Molecularly Bridged Quantum Dots Transfer Spin Information

Using a two-color time-resolved Faraday rotation measurement technique, researchers at the University of California, Santa Barbara, have observed the transfer of electron spin information between molecularly linked CdSe quantum dots at room temperature. The work, which they reported July 31 online on Sciencexpress, suggests that such structures may be suitable for the fabrication of spintronic devices for applications such as quantum information processing.
To produce the quantum-dot assemblies, Min Ouyang and David D. Awschalom immersed functionalized fused silica substrates in a solution of 3.4- or 7.0-nm-diameter quantum dots and toluene, dipped the coated substrate in a dithiol bath and immersed it in another solution of quantum dots. By alternately exposing the surface to the dithiol and the quantum-dot solutions, they produced multilayer samples of various sizes of quantum dots linked by the conjugated molecular bridges.
To investigate spin transfer in the samples, the scientists employed a pump-probe technique using two optical parametric amplifiers. The first system produced 150-fs pulses of circularly polarized radiation, which they tuned to excite spin in one size of quantum dot. It also pumped the other optical parametric amplifier, which produced tunable, linearly polarized probe pulses that enabled them to determine which size of dot remained spin-excited after a time delay.

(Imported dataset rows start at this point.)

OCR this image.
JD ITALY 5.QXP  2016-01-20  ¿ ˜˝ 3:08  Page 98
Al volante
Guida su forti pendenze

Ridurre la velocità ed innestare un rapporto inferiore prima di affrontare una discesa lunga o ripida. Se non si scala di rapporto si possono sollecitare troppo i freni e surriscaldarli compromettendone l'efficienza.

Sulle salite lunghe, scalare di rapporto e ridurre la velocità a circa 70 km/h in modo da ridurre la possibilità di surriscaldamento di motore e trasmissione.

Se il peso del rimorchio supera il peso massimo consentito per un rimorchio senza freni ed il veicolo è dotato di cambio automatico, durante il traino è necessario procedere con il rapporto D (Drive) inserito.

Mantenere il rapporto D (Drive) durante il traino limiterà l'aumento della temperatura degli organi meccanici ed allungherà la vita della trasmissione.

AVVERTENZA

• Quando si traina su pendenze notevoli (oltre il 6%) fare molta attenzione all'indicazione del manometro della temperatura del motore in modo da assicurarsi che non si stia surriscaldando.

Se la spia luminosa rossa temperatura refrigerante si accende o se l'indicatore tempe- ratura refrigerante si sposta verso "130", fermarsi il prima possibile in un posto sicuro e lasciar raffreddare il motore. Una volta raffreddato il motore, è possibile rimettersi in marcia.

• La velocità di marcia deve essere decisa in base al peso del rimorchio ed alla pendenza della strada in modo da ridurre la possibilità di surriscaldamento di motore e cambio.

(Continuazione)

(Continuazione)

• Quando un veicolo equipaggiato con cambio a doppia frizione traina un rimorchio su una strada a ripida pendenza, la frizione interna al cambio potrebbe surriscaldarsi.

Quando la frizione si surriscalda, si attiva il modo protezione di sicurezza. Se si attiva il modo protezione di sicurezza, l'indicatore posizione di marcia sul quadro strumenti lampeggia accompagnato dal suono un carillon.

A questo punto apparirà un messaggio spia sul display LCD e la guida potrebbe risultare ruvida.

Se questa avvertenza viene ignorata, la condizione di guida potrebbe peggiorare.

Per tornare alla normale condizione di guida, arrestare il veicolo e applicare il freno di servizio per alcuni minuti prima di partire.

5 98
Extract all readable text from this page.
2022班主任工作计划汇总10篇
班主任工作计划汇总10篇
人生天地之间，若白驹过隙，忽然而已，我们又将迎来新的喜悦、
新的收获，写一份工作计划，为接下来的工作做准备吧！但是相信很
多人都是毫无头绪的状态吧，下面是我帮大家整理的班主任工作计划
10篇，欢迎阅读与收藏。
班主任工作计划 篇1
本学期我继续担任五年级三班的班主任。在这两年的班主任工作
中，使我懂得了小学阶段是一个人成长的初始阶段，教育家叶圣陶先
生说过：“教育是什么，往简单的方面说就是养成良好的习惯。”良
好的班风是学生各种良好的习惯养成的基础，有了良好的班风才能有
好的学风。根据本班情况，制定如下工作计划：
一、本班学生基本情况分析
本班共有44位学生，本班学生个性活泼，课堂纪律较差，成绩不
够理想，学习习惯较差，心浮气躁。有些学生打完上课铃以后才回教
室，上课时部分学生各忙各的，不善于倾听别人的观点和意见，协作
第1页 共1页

Ouyang and Awschalom observed spin transfer from the 7.0- to the 3.4-nm dots, which they attribute to a process that enables electrons to pass across the molecule from one quantum dot to the other without losing energy or phase information. Important for potential spintronics applications, the efficiency of the transfer process increased with temperature, from 11.8 percent at 4.5 K to more than 20 percent at room temperature.